In the August Letter to Readers, Julie M. Vose, MD, MBA, discusses the recent cisplatin shortages and how this can be mitigated in the future.
Oncology drug shortages have been a chronic issue for decades in the United States. In retrospect, the shortages seem to be cyclical, occurring about every 8 to 10 years. From 2001 to 2011, 58 drugs were classified as under a shortage. However, in 2011, there was a marked increase—with 267 agents on the shortage list. There seemed to be a decrease in the shortage issues from 2017 to 2021 and then a marked rise with 160 agents on shortage in 2022. So far in 2023, 301 agents are on the shortage list. The drug shortages increased by at least 30% from 2021 to 2022.1
Most recently, 15 commonly used oncology agents are on the FDA shortage list, including carboplatin, cisplatin, 5-fluorouracil, fludarabine, methotrexate, capecitabine, and azacitidine. We have all had issues with obtaining these agents for the care of our patients. And because many of these agents are used with curative intent or for treatments that prolong the time in remission, these shortages are overly concerning.
What are the issues causing these shortages? Although generic medications save money for the health care system, they are often not profitable for the manufacturers, leaving little incentive to invest in generic manufacturing. Also, the supply chain is fragile, so disruption of a single manufacturing facility can turn into a widespread shortage.
This is a widespread issue because, in some cases, generic medications are sometimes manufactured at only 1 or 2 sites worldwide.

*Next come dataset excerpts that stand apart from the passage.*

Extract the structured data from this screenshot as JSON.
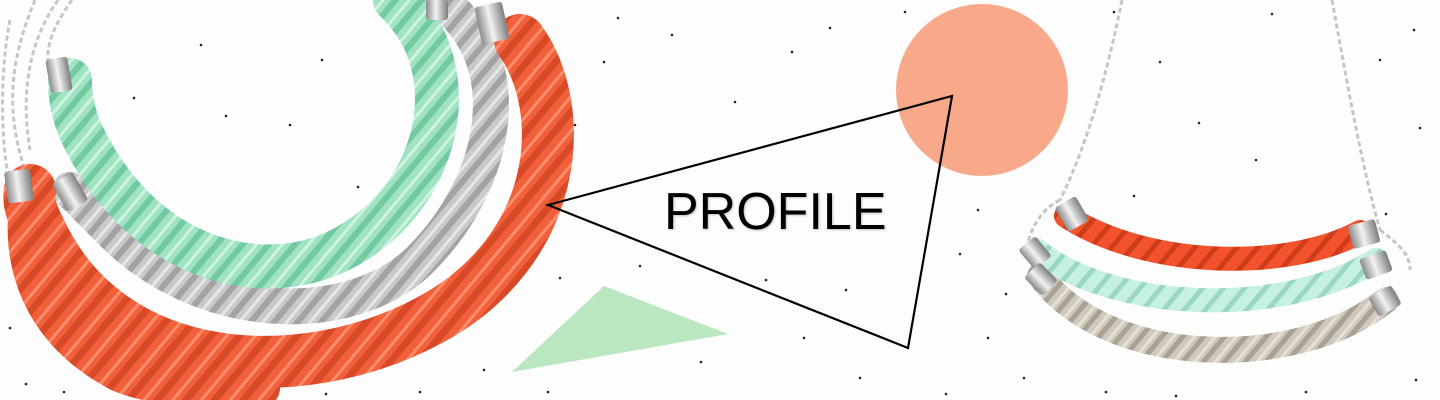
{
  "banner": {
    "title": "PROFILE",
    "colors": {
      "background": "#fdfdfd",
      "coral_circle": "#f7a98a",
      "mint_triangle": "#b6e5bd",
      "outline": "#000000",
      "coral_rope": "#f0603a",
      "mint_rope": "#98e0bf",
      "silver_rope": "#c4c4c4",
      "chain": "#c9c9c9"
    },
    "images": {
      "left": "rope-necklace-bundle-photo",
      "right": "three-strand-rope-necklace-photo"
    }
  }
}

For example, Intas Pharmaceuticals Ltd, which is located in India, supplies a substantial portion of the generic cisplatin used in the United States.2 If one plant goes offline due to quality issues or other reasons, this can produce a major downstream effect with oncology drug shortages. FDA guidance for quality control and supply chain modifications may be beneficial but is limited in scope.
Several organizations are trying to work on this issue. For example, the American Society of Clinical Oncology has published several recommendations including reprioritizing the nonessential use of chemotherapy in limited supply, increasing the dosing interval, minimizing waste by rounding down to optimize vial sizes, and prioritizing curative treatments.3
Civica Rx is a nonprofit organization with a mission to reduce and prevent drug shortages. Civica Rx signs 5-year, fixed-price, fixed-quantity contracts that include 6 months of inventory. Civica Rx members, consisting of several large health systems, identify which products are at elevated risk of shortage. Civica Rx also vets the manufacturers with whom it signs long-term agreements.

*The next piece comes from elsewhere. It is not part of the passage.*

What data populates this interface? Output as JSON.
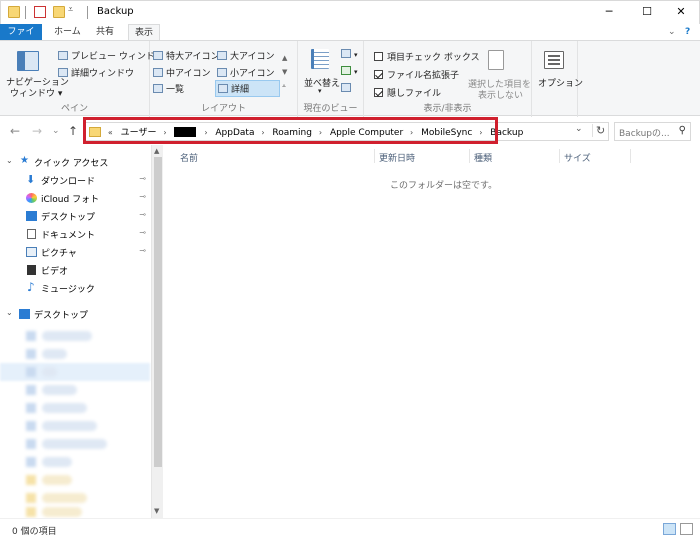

Although promising, these efforts have not been widely adopted because hospitals are reluctant to pay for resilience. The members of the Civica Rx cooperatives represent one-third of hospital beds, but fewer than 10% of the generic sales go through Civica Rx.4 Standard contracts might include a review of reliability, but a higher contract price would drive hospitals to buy off contract.
Hopefully, these efforts will improve the ability to obtain the anticancer medications needed for the successful treatment of our patients in oncology.
Disclosure: The author has no significant financial interest in or other relationship with the manufacturer of any product or provider of any service mentioned in this article.